Philipp Gschwandtner will give a live demo and two talks, one of them invited, at the ASHPC 2022 conference. The invited talk will discuss practical experiences from the user perspective of PRACE applications, while the contributed talk and live demo will present the Cluster Coffer, our mobile tool for teaching and public outreach with respect to high performance computing.
Grundlsee

The FZ HPC will join the ASHPC 2022 conference with two talks and a live demo.

The FZ HPC has co-authored a significant number of Austrian PRACE proposals over the past few years, all of which were accepted. In an effort to continue this focus with the EuroHPC JU, which effectively replaced PRACE, Philipp Gschwandtner will share practical experiences and insights gained while preparing three specific PRACE proposals from different fields of science (astrophysics, climate research, and theoretical chemistry). Furthermore, the talk will illustrate the most significant changes between computing access proposals of PRACE and the EuroHPC JU. The talk is scheduled for Tuesday, May 31st 2022, 10:00.

In the second, contributed talk, we will present our Cluster Coffer, our minature supercomputer for public outreach and teaching parallel programming and HPC. In this talk, we will discuss relevant details regarding its hardware design and construction, as well as software stack decisions and benchmarking with regard to the two main HPC benchmarks used for performance testing, HPL and HPCG. Finally, two use cases for teaching and public outreach are presented and analyzed. This talk is scheduled for Wednesday, June 1st 2022, 15:05.

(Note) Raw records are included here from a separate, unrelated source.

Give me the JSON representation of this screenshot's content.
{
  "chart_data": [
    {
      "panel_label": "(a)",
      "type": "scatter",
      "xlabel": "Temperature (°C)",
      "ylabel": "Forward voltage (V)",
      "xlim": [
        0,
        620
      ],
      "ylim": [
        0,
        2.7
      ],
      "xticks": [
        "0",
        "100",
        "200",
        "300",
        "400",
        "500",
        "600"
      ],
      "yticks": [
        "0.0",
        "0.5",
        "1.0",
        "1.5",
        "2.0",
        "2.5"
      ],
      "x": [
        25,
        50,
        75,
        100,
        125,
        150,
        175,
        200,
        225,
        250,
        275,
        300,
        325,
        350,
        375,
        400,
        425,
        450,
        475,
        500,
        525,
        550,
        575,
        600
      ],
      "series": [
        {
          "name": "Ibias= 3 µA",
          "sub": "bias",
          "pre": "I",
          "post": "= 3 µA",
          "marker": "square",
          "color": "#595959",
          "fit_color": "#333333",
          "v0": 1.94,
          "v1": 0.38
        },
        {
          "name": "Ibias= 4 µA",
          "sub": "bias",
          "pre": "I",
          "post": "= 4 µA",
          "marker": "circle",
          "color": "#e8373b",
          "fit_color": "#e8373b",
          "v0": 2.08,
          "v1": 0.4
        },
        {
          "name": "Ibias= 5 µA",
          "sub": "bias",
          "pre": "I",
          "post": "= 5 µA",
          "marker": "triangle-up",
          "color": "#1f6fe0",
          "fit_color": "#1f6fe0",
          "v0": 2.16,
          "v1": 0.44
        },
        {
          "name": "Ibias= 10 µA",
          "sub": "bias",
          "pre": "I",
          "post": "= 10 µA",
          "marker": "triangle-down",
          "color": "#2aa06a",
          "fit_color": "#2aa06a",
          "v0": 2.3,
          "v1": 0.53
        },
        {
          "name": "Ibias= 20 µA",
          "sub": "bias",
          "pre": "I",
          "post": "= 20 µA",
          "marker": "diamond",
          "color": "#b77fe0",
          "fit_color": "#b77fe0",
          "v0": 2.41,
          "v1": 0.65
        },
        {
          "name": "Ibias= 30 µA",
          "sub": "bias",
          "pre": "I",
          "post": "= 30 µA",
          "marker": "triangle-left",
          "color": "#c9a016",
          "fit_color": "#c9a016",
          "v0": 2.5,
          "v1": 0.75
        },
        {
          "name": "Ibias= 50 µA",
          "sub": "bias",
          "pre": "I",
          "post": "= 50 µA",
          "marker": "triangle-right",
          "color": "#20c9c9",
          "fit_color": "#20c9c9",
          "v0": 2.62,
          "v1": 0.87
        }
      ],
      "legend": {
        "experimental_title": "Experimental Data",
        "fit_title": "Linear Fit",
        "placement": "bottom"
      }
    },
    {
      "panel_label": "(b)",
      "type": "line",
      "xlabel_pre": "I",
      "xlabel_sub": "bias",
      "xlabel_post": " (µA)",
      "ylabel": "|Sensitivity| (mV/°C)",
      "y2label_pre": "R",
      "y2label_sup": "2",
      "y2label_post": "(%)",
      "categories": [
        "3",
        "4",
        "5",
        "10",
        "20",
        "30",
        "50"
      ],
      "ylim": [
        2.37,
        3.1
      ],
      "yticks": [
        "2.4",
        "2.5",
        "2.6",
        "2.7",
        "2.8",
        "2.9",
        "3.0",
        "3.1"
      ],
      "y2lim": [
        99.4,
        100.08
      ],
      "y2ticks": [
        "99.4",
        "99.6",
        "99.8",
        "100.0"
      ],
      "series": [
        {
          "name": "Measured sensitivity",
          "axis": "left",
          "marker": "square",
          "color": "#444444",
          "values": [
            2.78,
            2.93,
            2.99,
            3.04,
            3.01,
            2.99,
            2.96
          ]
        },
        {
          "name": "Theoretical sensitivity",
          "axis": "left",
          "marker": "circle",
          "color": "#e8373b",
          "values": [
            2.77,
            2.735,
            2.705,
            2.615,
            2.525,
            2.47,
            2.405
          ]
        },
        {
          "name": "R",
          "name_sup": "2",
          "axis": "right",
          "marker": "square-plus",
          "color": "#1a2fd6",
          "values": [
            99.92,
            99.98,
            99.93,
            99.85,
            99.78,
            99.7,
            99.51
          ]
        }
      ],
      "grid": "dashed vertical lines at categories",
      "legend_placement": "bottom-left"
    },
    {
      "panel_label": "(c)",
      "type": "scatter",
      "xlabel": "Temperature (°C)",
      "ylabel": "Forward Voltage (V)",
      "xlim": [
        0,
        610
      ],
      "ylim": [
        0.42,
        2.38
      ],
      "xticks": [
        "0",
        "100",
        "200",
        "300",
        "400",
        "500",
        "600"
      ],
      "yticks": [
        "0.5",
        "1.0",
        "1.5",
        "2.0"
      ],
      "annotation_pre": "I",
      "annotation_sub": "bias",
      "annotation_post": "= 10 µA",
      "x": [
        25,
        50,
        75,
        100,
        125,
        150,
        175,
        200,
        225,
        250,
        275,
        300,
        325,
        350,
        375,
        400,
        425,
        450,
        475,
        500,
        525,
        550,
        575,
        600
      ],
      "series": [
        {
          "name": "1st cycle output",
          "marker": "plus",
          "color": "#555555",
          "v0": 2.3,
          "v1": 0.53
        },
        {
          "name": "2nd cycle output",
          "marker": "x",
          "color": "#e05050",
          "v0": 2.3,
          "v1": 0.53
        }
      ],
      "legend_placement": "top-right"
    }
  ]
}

Finally, Philipp Gschwandtner will show a live demo of the Cluster Coffer at the conference poster session. In order to demonstrate the type of applications running on supercomputers, the Cluster Coffer performs a space weather simulation. This simulation computes the trajectories of solar wind particles coming from our Sun and how they interact with electromagnetic fields as emanated by the Earth. However, instead of simply simulating particles coming from our Sun, the public is actively involved in the simulation, as their motions are captured through a webcam and provided as input to the simulation. In return, the particles position and velocity are visualized live in 3D. The live demo is scheduled for Wednesday, approximately 17:00.